CONTINUUM: antologia poética. Poética Edições, 2018.


Sinopse


"A transitoriedade do ser e das coisas marca o ritmo concreto da vida, na escrita que flui numa densa e intensa formulação. As linhas do poema elevam-se em versos sucessivos e coerentes, transformando a/s mão/s que escreve/m, exaltando o/s verso/s que continuam da página do poeta para a página do leitor. Esse Outro que transporta o poema para um outro tempo, o da leitura, da compreensão das imagens antes inscritas na folha em branco do poeta.

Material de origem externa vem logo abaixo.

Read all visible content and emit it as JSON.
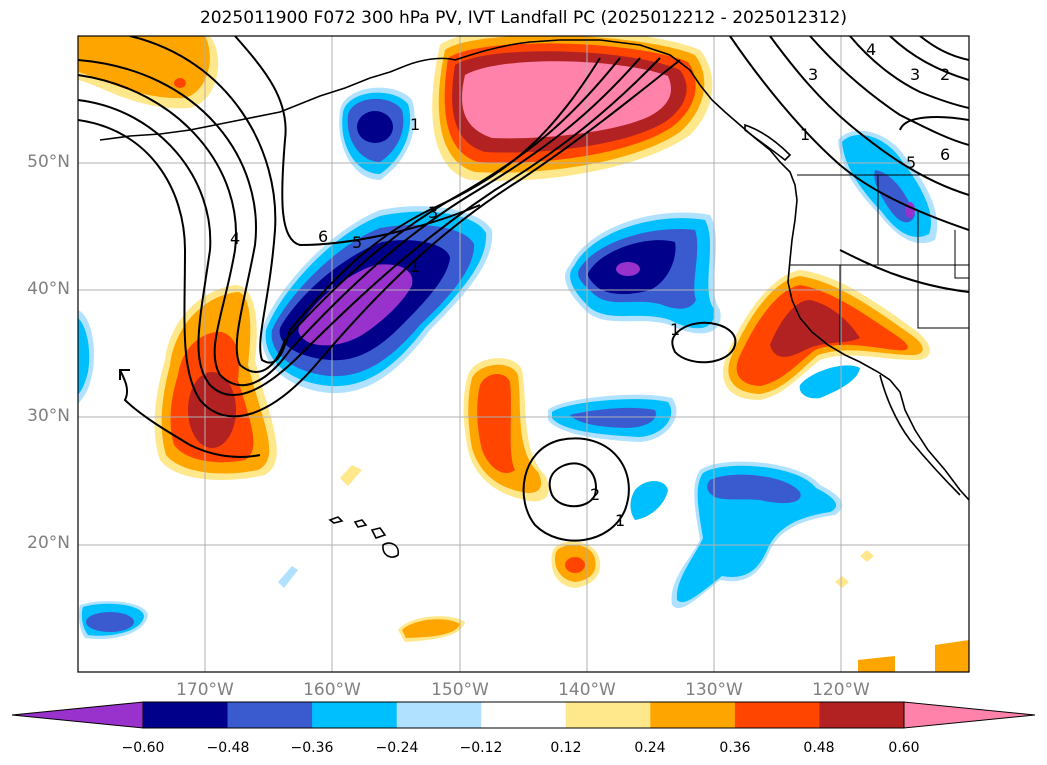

É neste movimento imparável do tempo que o abismo da criação poética se instala e repara, permitindo ao/à autor/a não só a consciência de uma solidão maior, a do ato criador, mas também a da perda irreparável de tudo, a cada instante, de tudo o que escapa, que deixa de ser para voltar a ser, em mutação permanente."

Gisela Gracias Ramos Rosa (excerto do prefácio)
 
 
"Um outro sabor senti-o pela abrangência poética da obra, conseguida através da enorme diversidade de estilos e formas de a expressar, seja por texto, por pensamentos ou por poemas, bem como a multiplicidade de temáticas escolhidas, desde a poesia lírico-amorosa, passando pela poesia recorrendo ao conteúdo sensorial, na essência de emoções (visão, voz, cheiro, sede, toque) pela poesia referindo-se à própria poesia, aludindo a termos como palavras, poemas, poetas, até à chamada poesia do conhecimento. Sobre esta última gostaria de assinalar o conteúdo intelectual de alguns dos poemas, os quais embora expressos em formas de linguagem de algum modo complexas mas sempre elegantes, desafiam o leitor para um agradável exercício de intimidade reflexiva e interrogação com contornos filosóficos."